Like most journals, the JGIM peer review process has an element of subjectivity. While the deputy editors undergo some training to standardize the process of decision-making, external peer reviewers are volunteers. They are given limited written instructions and may access the JGIM website for further guidance or attend an annual workshop for reviewers but are not required to undergo training before submitting reviews. External peer reviewers are asked to self-select their interests and expertise and this information is used in selecting reviewers for articles. Reviewers may have personal biases for or against particular types of research that may influence their recommendation and may possess varying degrees of knowledge in the area. In addition, the decision to accept an article includes other factors that may not be fully captured by our data, such as timeliness or importance of the topic to the journal's parent organization, the Society of General Internal Medicine.
Despite these limitations, peer review appears to be useful. Article selection by journals based on peer review may be important as journals compete for higher impact ratings, as measured by the ISI citation index. A journal's calculated ISI score affects journal prestige, influences authors' decisions about where to submit their best work, and may affect advertising revenue. It was also identified by the Cochrane collaboration as the best surrogate marker for article importance 
. However, the ISI impact factor measures just one aspect of article quality – the extent to which other researchers cite the manuscript. It does not capture how often the information is read (let alone used) by practitioners, read by the public, disseminated in the media, or used to make policy decisions. (Suitable surrogate metrics for these outcomes might include eigenfactors, article downloads, websearches, mentions in the popular press, or citations in public speeches, respectively.) Additionally, article type can affect impact. Important health policy topics have a shorter half-life of interest, and may have lower citations. Medical education topics have a relatively narrow audience (primarily medical educators), even when well done and useful. Thus, the proportion of article topics within a journal will profoundly affect a journal's perceived value, even with rigorous peer review.
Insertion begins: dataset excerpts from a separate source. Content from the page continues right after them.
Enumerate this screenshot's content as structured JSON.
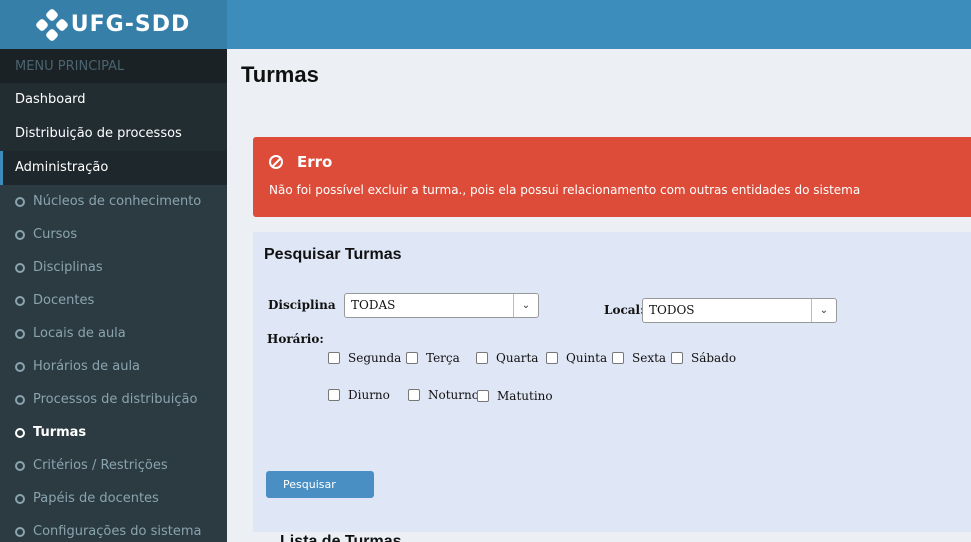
{
  "brand": {
    "name": "UFG-SDD"
  },
  "sidebar": {
    "header": "MENU PRINCIPAL",
    "items": [
      {
        "label": "Dashboard"
      },
      {
        "label": "Distribuição de processos"
      },
      {
        "label": "Administração"
      }
    ],
    "subitems": [
      {
        "label": "Núcleos de conhecimento"
      },
      {
        "label": "Cursos"
      },
      {
        "label": "Disciplinas"
      },
      {
        "label": "Docentes"
      },
      {
        "label": "Locais de aula"
      },
      {
        "label": "Horários de aula"
      },
      {
        "label": "Processos de distribuição"
      },
      {
        "label": "Turmas"
      },
      {
        "label": "Critérios / Restrições"
      },
      {
        "label": "Papéis de docentes"
      },
      {
        "label": "Configurações do sistema"
      }
    ]
  },
  "page": {
    "title": "Turmas"
  },
  "alert": {
    "title": "Erro",
    "message": "Não foi possível excluir a turma., pois ela possui relacionamento com outras entidades do sistema"
  },
  "search": {
    "title": "Pesquisar Turmas",
    "disciplina_label": "Disciplina",
    "disciplina_value": "TODAS",
    "local_label": "Local:",
    "local_value": "TODOS",
    "horario_label": "Horário:",
    "days": [
      {
        "label": "Segunda"
      },
      {
        "label": "Terça"
      },
      {
        "label": "Quarta"
      },
      {
        "label": "Quinta"
      },
      {
        "label": "Sexta"
      },
      {
        "label": "Sábado"
      }
    ],
    "shifts": [
      {
        "label": "Diurno"
      },
      {
        "label": "Noturno"
      },
      {
        "label": "Matutino"
      }
    ],
    "button": "Pesquisar"
  },
  "list": {
    "title": "Lista de Turmas"
  },
  "colors": {
    "header": "#3c8dbc",
    "sidebar": "#222d32",
    "alert": "#dd4b39",
    "button": "#4a8fc4"
  }
}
It is thus not surprising that studies that use the citation index as the only measure of “usefulness” of an article may find only weak correlations with the final decision or with individual rater recommendations.
In summary, this study shows that peer review in combination with editorial judgment at JGIM is reasonably good at picking future “winners”. While the individual reviewers have good consistency, they have low agreement. There also does not appear to be a particular quality cut point that will discriminate high from low impact articles. Journal editors take these often conflicting recommendations into account and appear to synthesize them in reaching publication decisions. It also appears that a larger number of reviewers is better, though the ideal number cannot be determined from our data. Nevertheless the process could be improved, especially with respect to the hidden gems that are rejected by JGIM and then go on to garner many citations. While JGIM is not alone in its imperfections (Nature initially rejected Stephen Hawking's paper on black hole radiation), more work is needed to improve the reliability and validity of the peer review process. Wrong decisions are inevitable; fortunately there are numerous opportunities for authors to publish medical articles. Hawking did eventually publish his seminal work. It is likely that worthy articles eventually find a place in the published literature.